Relationship to other distributions
- Link to the two-dimensional Gaussian: as noted above, R arises as the magnitude of a 2D Gaussian vector with zero mean and equal variance.
- Connection to the chi distribution: R ∼ χ2(σ) in the sense that it is the chi distribution with 2 degrees of freedom, up to the chosen parameterization.
- Connection to the exponential distribution: R^2/(2 σ^2) ∼ Exp(1), so many results for exponential variables transfer to squared Rayleigh variables.
- Relation to the Rice distribution: the Rice distribution generalizes Rayleigh by allowing a nonzero mean in the underlying Gaussian components; Rayleigh is the special case with zero mean, corresponding to Rice with a zero direct-path component.
Parameter estimation and inference
Estimating the scale parameter σ from data is a standard problem in statistical inference. For a sample {R1, R2, ..., Rn} drawn from a Rayleigh(σ) distribution: - Maximum likelihood estimator (MLE) of σ^2 is
σ̂^2_MLE = (1 / (2n)) ∑_{i=1}^n Ri^2.
This estimator is unbiased for σ^2. A natural estimator for σ is σ̂ = sqrt(σ̂^2_MLE). Method-of-moments estimation aligns with this result because E[R^2] = 2 σ^2, so equating the sample mean of Ri^2 to 2 σ^2 yields the same σ̂^2.

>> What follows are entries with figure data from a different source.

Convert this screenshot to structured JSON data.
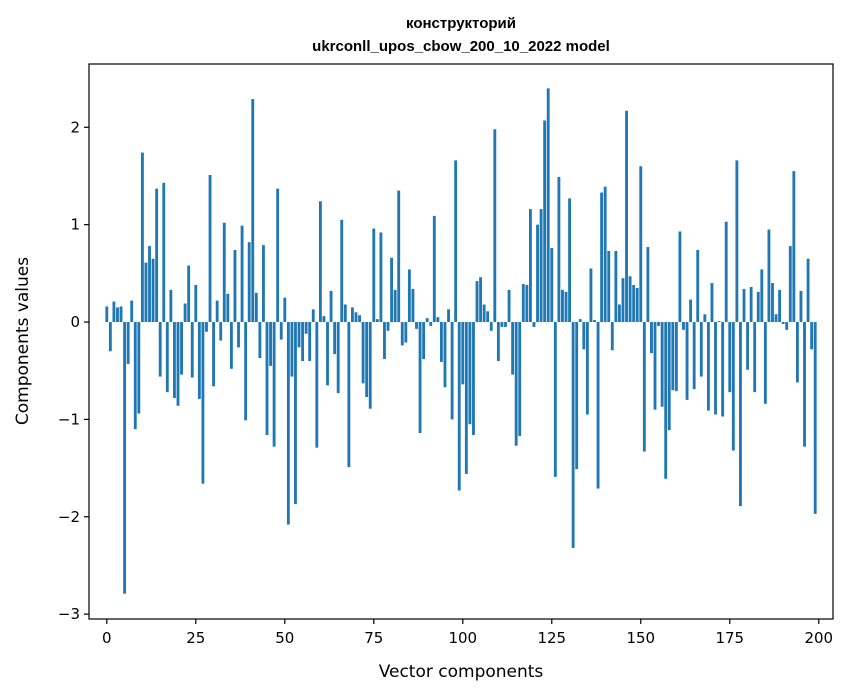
{
  "chart_data": {
    "type": "bar",
    "title": "конструкторий",
    "subtitle": "ukrconll_upos_cbow_200_10_2022 model",
    "xlabel": "Vector components",
    "ylabel": "Components values",
    "xlim": [
      -5,
      204
    ],
    "ylim": [
      -3.05,
      2.65
    ],
    "xticks": [
      0,
      25,
      50,
      75,
      100,
      125,
      150,
      175,
      200
    ],
    "yticks": [
      -3,
      -2,
      -1,
      0,
      1,
      2
    ],
    "ytick_labels": [
      "−3",
      "−2",
      "−1",
      "0",
      "1",
      "2"
    ],
    "grid": false,
    "bar_color": "#1f77b4",
    "values": [
      0.16,
      -0.3,
      0.21,
      0.15,
      0.16,
      -2.79,
      -0.43,
      0.22,
      -1.1,
      -0.94,
      1.74,
      0.61,
      0.78,
      0.65,
      1.37,
      -0.56,
      1.43,
      -0.72,
      0.33,
      -0.78,
      -0.86,
      -0.54,
      0.19,
      0.58,
      -0.57,
      0.38,
      -0.79,
      -1.66,
      -0.1,
      1.51,
      -0.66,
      0.22,
      -0.19,
      1.02,
      0.29,
      -0.48,
      0.74,
      -0.26,
      0.99,
      -1.01,
      0.82,
      2.29,
      0.3,
      -0.37,
      0.79,
      -1.16,
      -0.45,
      -1.28,
      1.37,
      -0.18,
      0.25,
      -2.08,
      -0.56,
      -1.87,
      -0.26,
      -0.4,
      -0.12,
      -0.4,
      0.13,
      -1.29,
      1.24,
      0.06,
      -0.65,
      0.32,
      -0.33,
      -0.73,
      1.05,
      0.18,
      -1.49,
      0.15,
      0.1,
      0.07,
      -0.63,
      -0.77,
      -0.89,
      0.96,
      0.03,
      0.92,
      -0.38,
      -0.09,
      0.66,
      0.33,
      1.35,
      -0.24,
      -0.21,
      0.54,
      0.34,
      -0.07,
      -1.14,
      -0.38,
      0.04,
      -0.04,
      1.09,
      0.05,
      -0.41,
      -0.67,
      0.13,
      -1.0,
      1.66,
      -1.73,
      -0.64,
      -1.56,
      -1.05,
      -1.16,
      0.42,
      0.46,
      0.18,
      0.11,
      -0.09,
      1.98,
      -0.4,
      -0.05,
      -0.05,
      0.33,
      -0.54,
      -1.27,
      -1.17,
      0.39,
      0.38,
      1.16,
      -0.05,
      1.0,
      1.16,
      2.07,
      2.4,
      0.76,
      -1.59,
      1.49,
      0.33,
      0.31,
      1.27,
      -2.32,
      -1.51,
      0.03,
      -0.28,
      -0.95,
      0.55,
      0.02,
      -1.71,
      1.33,
      1.39,
      0.73,
      -0.29,
      0.73,
      0.18,
      0.45,
      2.17,
      0.47,
      0.38,
      0.35,
      1.6,
      -1.33,
      0.77,
      -0.32,
      -0.9,
      -0.04,
      -0.87,
      -1.61,
      -1.11,
      -0.7,
      -0.71,
      0.93,
      -0.08,
      -0.8,
      0.23,
      -0.69,
      0.74,
      -0.56,
      0.08,
      -0.91,
      0.4,
      -0.95,
      0.01,
      -0.97,
      1.03,
      -0.72,
      -1.32,
      1.66,
      -1.89,
      0.34,
      -0.49,
      0.36,
      -0.72,
      0.31,
      0.54,
      -0.84,
      0.95,
      0.4,
      0.08,
      0.33,
      -0.02,
      -0.08,
      0.78,
      1.55,
      -0.62,
      0.32,
      -1.28,
      0.65,
      -0.28,
      -1.97
    ]
  }
}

Goodness-of-fit assessments for a Rayleigh model often involve comparing empirical and theoretical CDFs, Q-Q plots against the Rayleigh quantiles, or likelihood-based tests against competing models (e.g., Rice, Weibull, or Gamma families). In practice, the choice of σ reflects the scale of the underlying two-dimensional Gaussian components, so estimation is typically robust when the data reasonably arise from an envelope of many small, independent contributions.
Applications
- Signal processing and communications: the envelope of a complex baseband signal under Rayleigh fading—where the in-phase and quadrature components are independent Gaussian noise with zero mean—follows a Rayleigh distribution. This makes Rayleigh modelling central to analyses of wireless link reliability and capacity under multipath propagation.
- Radar and sonar: strength measurements often have Rayleigh-like envelopes under appropriate scattering assumptions, aiding detection theory and performance prediction.

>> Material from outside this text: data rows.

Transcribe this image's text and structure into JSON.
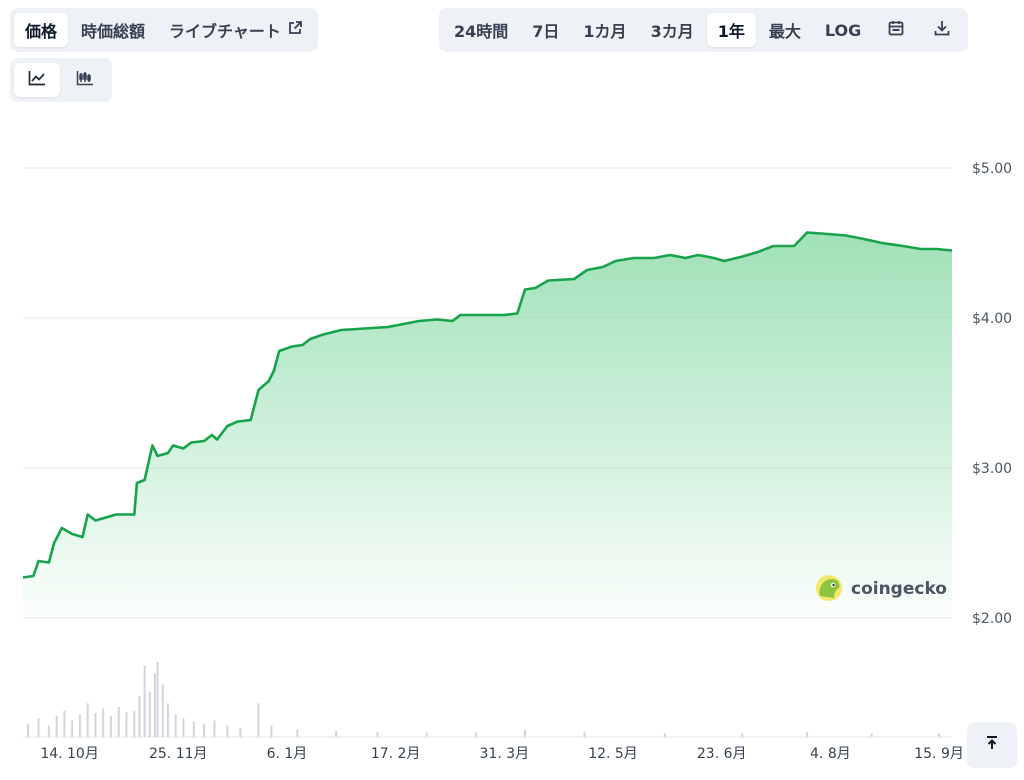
{
  "view_tabs": [
    {
      "label": "価格",
      "active": true
    },
    {
      "label": "時価総額",
      "active": false
    },
    {
      "label": "ライブチャート",
      "active": false,
      "icon": "external-link-icon"
    }
  ],
  "range_tabs": [
    {
      "label": "24時間",
      "active": false
    },
    {
      "label": "7日",
      "active": false
    },
    {
      "label": "1カ月",
      "active": false
    },
    {
      "label": "3カ月",
      "active": false
    },
    {
      "label": "1年",
      "active": true
    },
    {
      "label": "最大",
      "active": false
    },
    {
      "label": "LOG",
      "active": false
    }
  ],
  "range_icons": [
    "calendar-icon",
    "download-icon"
  ],
  "chart_type_tabs": [
    {
      "icon": "line-chart-icon",
      "active": true
    },
    {
      "icon": "candlestick-chart-icon",
      "active": false
    }
  ],
  "watermark": {
    "text": "coingecko",
    "icon": "coingecko-logo-icon"
  },
  "scroll_top": {
    "icon": "arrow-up-to-top-icon"
  },
  "colors": {
    "line": "#16a34a",
    "fill_top": "#8fdcab",
    "volume": "#d1d5db",
    "grid": "#e5e7eb"
  },
  "chart_data": {
    "type": "area",
    "title": "",
    "xlabel": "",
    "ylabel": "",
    "y_unit": "$",
    "ylim": [
      1.65,
      5.05
    ],
    "xlim": [
      "2024-09-26",
      "2025-09-20"
    ],
    "grid": true,
    "y_ticks": [
      {
        "value": 2.0,
        "label": "$2.00"
      },
      {
        "value": 3.0,
        "label": "$3.00"
      },
      {
        "value": 4.0,
        "label": "$4.00"
      },
      {
        "value": 5.0,
        "label": "$5.00"
      }
    ],
    "x_ticks": [
      {
        "date": "2024-10-14",
        "label": "14. 10月"
      },
      {
        "date": "2024-11-25",
        "label": "25. 11月"
      },
      {
        "date": "2025-01-06",
        "label": "6. 1月"
      },
      {
        "date": "2025-02-17",
        "label": "17. 2月"
      },
      {
        "date": "2025-03-31",
        "label": "31. 3月"
      },
      {
        "date": "2025-05-12",
        "label": "12. 5月"
      },
      {
        "date": "2025-06-23",
        "label": "23. 6月"
      },
      {
        "date": "2025-08-04",
        "label": "4. 8月"
      },
      {
        "date": "2025-09-15",
        "label": "15. 9月"
      }
    ],
    "price": [
      [
        "2024-09-26",
        2.27
      ],
      [
        "2024-09-30",
        2.28
      ],
      [
        "2024-10-02",
        2.38
      ],
      [
        "2024-10-06",
        2.37
      ],
      [
        "2024-10-08",
        2.5
      ],
      [
        "2024-10-11",
        2.6
      ],
      [
        "2024-10-15",
        2.56
      ],
      [
        "2024-10-19",
        2.54
      ],
      [
        "2024-10-21",
        2.69
      ],
      [
        "2024-10-24",
        2.65
      ],
      [
        "2024-10-28",
        2.67
      ],
      [
        "2024-11-01",
        2.69
      ],
      [
        "2024-11-08",
        2.69
      ],
      [
        "2024-11-09",
        2.9
      ],
      [
        "2024-11-12",
        2.92
      ],
      [
        "2024-11-15",
        3.15
      ],
      [
        "2024-11-17",
        3.08
      ],
      [
        "2024-11-21",
        3.1
      ],
      [
        "2024-11-23",
        3.15
      ],
      [
        "2024-11-27",
        3.13
      ],
      [
        "2024-11-30",
        3.17
      ],
      [
        "2024-12-05",
        3.18
      ],
      [
        "2024-12-08",
        3.22
      ],
      [
        "2024-12-10",
        3.19
      ],
      [
        "2024-12-14",
        3.28
      ],
      [
        "2024-12-18",
        3.31
      ],
      [
        "2024-12-23",
        3.32
      ],
      [
        "2024-12-26",
        3.52
      ],
      [
        "2024-12-30",
        3.58
      ],
      [
        "2025-01-01",
        3.65
      ],
      [
        "2025-01-03",
        3.78
      ],
      [
        "2025-01-08",
        3.81
      ],
      [
        "2025-01-12",
        3.82
      ],
      [
        "2025-01-15",
        3.86
      ],
      [
        "2025-01-20",
        3.89
      ],
      [
        "2025-01-27",
        3.92
      ],
      [
        "2025-02-05",
        3.93
      ],
      [
        "2025-02-14",
        3.94
      ],
      [
        "2025-02-20",
        3.96
      ],
      [
        "2025-02-26",
        3.98
      ],
      [
        "2025-03-05",
        3.99
      ],
      [
        "2025-03-11",
        3.98
      ],
      [
        "2025-03-14",
        4.02
      ],
      [
        "2025-03-24",
        4.02
      ],
      [
        "2025-03-31",
        4.02
      ],
      [
        "2025-04-05",
        4.03
      ],
      [
        "2025-04-08",
        4.19
      ],
      [
        "2025-04-12",
        4.2
      ],
      [
        "2025-04-17",
        4.25
      ],
      [
        "2025-04-27",
        4.26
      ],
      [
        "2025-05-02",
        4.32
      ],
      [
        "2025-05-08",
        4.34
      ],
      [
        "2025-05-13",
        4.38
      ],
      [
        "2025-05-20",
        4.4
      ],
      [
        "2025-05-28",
        4.4
      ],
      [
        "2025-06-03",
        4.42
      ],
      [
        "2025-06-09",
        4.4
      ],
      [
        "2025-06-14",
        4.42
      ],
      [
        "2025-06-20",
        4.4
      ],
      [
        "2025-06-24",
        4.38
      ],
      [
        "2025-07-01",
        4.41
      ],
      [
        "2025-07-07",
        4.44
      ],
      [
        "2025-07-13",
        4.48
      ],
      [
        "2025-07-21",
        4.48
      ],
      [
        "2025-07-26",
        4.57
      ],
      [
        "2025-08-03",
        4.56
      ],
      [
        "2025-08-10",
        4.55
      ],
      [
        "2025-08-16",
        4.53
      ],
      [
        "2025-08-24",
        4.5
      ],
      [
        "2025-09-01",
        4.48
      ],
      [
        "2025-09-08",
        4.46
      ],
      [
        "2025-09-14",
        4.46
      ],
      [
        "2025-09-20",
        4.45
      ]
    ],
    "volume_relative": [
      [
        "2024-09-28",
        0.18
      ],
      [
        "2024-10-02",
        0.25
      ],
      [
        "2024-10-06",
        0.15
      ],
      [
        "2024-10-09",
        0.28
      ],
      [
        "2024-10-12",
        0.35
      ],
      [
        "2024-10-15",
        0.22
      ],
      [
        "2024-10-18",
        0.3
      ],
      [
        "2024-10-21",
        0.45
      ],
      [
        "2024-10-24",
        0.32
      ],
      [
        "2024-10-27",
        0.38
      ],
      [
        "2024-10-30",
        0.28
      ],
      [
        "2024-11-02",
        0.4
      ],
      [
        "2024-11-05",
        0.33
      ],
      [
        "2024-11-08",
        0.35
      ],
      [
        "2024-11-10",
        0.55
      ],
      [
        "2024-11-12",
        0.95
      ],
      [
        "2024-11-14",
        0.6
      ],
      [
        "2024-11-16",
        0.85
      ],
      [
        "2024-11-17",
        1.0
      ],
      [
        "2024-11-19",
        0.7
      ],
      [
        "2024-11-21",
        0.45
      ],
      [
        "2024-11-24",
        0.3
      ],
      [
        "2024-11-27",
        0.25
      ],
      [
        "2024-12-01",
        0.2
      ],
      [
        "2024-12-05",
        0.18
      ],
      [
        "2024-12-09",
        0.22
      ],
      [
        "2024-12-14",
        0.15
      ],
      [
        "2024-12-19",
        0.12
      ],
      [
        "2024-12-26",
        0.45
      ],
      [
        "2024-12-31",
        0.15
      ],
      [
        "2025-01-10",
        0.1
      ],
      [
        "2025-01-25",
        0.08
      ],
      [
        "2025-02-10",
        0.07
      ],
      [
        "2025-03-01",
        0.06
      ],
      [
        "2025-03-20",
        0.06
      ],
      [
        "2025-04-08",
        0.09
      ],
      [
        "2025-05-01",
        0.06
      ],
      [
        "2025-06-01",
        0.05
      ],
      [
        "2025-07-01",
        0.05
      ],
      [
        "2025-07-26",
        0.07
      ],
      [
        "2025-08-20",
        0.05
      ],
      [
        "2025-09-15",
        0.05
      ]
    ]
  }
}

- Wind speed modeling: under certain climatological conditions, the speed of wind can be described by a Rayleigh distribution, reflecting the combination of horizontal wind components. This usage is common in meteorology and risk assessment.

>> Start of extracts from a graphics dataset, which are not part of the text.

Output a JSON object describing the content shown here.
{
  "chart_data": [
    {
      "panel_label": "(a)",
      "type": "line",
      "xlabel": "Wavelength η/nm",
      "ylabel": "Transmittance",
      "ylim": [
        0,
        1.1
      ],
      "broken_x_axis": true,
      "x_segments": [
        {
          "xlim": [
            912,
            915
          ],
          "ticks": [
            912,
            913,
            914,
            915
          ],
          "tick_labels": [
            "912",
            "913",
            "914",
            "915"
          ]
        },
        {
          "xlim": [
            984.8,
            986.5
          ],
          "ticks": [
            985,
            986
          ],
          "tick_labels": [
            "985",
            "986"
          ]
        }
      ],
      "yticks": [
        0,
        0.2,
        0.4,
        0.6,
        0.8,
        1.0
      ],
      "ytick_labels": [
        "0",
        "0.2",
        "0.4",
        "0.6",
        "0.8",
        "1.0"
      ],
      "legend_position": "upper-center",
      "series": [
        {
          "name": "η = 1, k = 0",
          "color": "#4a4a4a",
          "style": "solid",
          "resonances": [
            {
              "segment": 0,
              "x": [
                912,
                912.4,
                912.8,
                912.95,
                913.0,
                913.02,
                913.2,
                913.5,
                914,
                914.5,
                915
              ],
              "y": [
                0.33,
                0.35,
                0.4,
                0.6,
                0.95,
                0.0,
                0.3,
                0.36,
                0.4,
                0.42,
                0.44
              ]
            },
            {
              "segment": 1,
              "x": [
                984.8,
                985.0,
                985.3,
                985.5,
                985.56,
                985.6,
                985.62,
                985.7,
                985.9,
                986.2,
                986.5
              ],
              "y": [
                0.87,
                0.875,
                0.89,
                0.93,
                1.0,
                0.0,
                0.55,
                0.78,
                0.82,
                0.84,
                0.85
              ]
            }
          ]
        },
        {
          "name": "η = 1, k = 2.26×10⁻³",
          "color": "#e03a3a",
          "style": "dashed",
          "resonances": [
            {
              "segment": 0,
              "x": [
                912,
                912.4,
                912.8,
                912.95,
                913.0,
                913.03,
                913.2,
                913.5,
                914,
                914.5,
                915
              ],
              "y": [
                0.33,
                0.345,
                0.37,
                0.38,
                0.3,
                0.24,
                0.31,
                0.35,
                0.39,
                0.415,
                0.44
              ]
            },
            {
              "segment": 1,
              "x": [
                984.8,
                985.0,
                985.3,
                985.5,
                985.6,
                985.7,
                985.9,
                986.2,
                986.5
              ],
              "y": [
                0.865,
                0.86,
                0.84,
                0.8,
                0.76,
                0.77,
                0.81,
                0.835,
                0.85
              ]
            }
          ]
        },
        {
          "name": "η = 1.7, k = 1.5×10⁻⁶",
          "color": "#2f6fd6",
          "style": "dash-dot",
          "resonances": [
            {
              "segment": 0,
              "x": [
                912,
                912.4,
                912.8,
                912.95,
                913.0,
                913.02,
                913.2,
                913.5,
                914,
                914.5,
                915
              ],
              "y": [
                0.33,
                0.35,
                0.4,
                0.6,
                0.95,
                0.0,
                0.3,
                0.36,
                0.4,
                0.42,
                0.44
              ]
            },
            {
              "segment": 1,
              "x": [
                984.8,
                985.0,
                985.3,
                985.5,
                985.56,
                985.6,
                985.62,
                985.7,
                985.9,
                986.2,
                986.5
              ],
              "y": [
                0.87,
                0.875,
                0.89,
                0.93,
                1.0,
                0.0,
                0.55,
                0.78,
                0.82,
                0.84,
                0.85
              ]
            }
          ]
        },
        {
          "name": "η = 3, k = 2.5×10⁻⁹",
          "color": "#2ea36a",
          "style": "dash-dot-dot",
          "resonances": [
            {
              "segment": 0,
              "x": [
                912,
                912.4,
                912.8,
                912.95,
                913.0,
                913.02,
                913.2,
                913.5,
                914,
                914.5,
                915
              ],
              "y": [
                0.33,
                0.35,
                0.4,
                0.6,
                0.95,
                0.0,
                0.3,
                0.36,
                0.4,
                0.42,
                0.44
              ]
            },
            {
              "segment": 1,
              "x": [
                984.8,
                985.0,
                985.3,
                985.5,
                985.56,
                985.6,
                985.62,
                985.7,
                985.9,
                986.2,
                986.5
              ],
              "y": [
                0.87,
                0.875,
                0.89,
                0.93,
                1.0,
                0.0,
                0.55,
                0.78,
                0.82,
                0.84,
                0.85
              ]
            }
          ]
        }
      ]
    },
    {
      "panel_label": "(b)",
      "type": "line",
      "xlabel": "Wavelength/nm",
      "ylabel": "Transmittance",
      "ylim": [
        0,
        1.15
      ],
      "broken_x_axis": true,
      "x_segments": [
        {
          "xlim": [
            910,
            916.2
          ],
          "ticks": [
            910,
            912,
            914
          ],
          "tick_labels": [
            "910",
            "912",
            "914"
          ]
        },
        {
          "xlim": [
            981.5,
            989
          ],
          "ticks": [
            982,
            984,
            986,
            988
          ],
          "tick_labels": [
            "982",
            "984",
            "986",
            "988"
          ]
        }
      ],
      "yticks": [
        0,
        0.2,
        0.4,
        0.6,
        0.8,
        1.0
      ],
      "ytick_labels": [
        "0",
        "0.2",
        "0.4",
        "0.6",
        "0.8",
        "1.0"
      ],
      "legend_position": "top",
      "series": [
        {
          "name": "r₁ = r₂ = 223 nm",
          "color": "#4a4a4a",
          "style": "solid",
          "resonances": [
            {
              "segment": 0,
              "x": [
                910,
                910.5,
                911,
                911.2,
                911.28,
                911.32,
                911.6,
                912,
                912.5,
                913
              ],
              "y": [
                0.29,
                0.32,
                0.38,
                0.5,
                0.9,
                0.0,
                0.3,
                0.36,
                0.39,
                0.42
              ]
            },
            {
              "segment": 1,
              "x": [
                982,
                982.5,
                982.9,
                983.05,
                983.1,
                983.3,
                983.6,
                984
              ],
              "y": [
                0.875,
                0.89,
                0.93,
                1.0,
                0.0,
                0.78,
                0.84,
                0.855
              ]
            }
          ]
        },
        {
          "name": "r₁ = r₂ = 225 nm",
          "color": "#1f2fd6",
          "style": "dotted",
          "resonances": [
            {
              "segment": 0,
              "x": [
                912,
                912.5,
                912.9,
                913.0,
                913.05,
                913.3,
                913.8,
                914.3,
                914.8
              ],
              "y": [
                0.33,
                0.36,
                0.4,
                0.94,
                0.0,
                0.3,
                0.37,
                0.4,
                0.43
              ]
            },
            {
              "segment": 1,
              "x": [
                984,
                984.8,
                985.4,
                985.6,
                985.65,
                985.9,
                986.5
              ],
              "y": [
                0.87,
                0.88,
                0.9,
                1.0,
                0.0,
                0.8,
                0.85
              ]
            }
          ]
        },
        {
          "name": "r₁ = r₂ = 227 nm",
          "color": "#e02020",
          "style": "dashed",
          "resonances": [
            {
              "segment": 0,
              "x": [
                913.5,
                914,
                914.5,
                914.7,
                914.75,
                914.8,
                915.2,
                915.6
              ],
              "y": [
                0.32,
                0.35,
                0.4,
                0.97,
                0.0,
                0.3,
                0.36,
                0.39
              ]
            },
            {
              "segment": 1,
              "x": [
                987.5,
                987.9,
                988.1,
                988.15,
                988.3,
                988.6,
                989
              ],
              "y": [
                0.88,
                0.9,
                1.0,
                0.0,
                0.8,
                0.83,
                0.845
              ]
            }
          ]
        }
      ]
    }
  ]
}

- Mechanical and materials engineering: many nonnegative measurement processes that are the result of summing two independent fluctuating contributions can be well approximated by Rayleigh envelopes.
- Rice and related models: when a deterministic (nonzero-mean) component is present in the underlying 2D Gaussian fields, the envelope becomes a Rice distribution; Rosetta Stone between two common envelope models in statistical signal processing.
Simulation and generation
Rayleigh random variables can be generated in multiple ways: - Draw two independent N(0, σ^2) components and compute R = sqrt(X^2 + Y^2). - Use the relation R^2 ≡ −2 σ^2 ln(U) with U ∼ Uniform(0, 1), then R = sqrt(−2 σ^2 ln U). These methods are standard in simulations of communication systems, sensor networks, and physical processes requiring envelope modelling.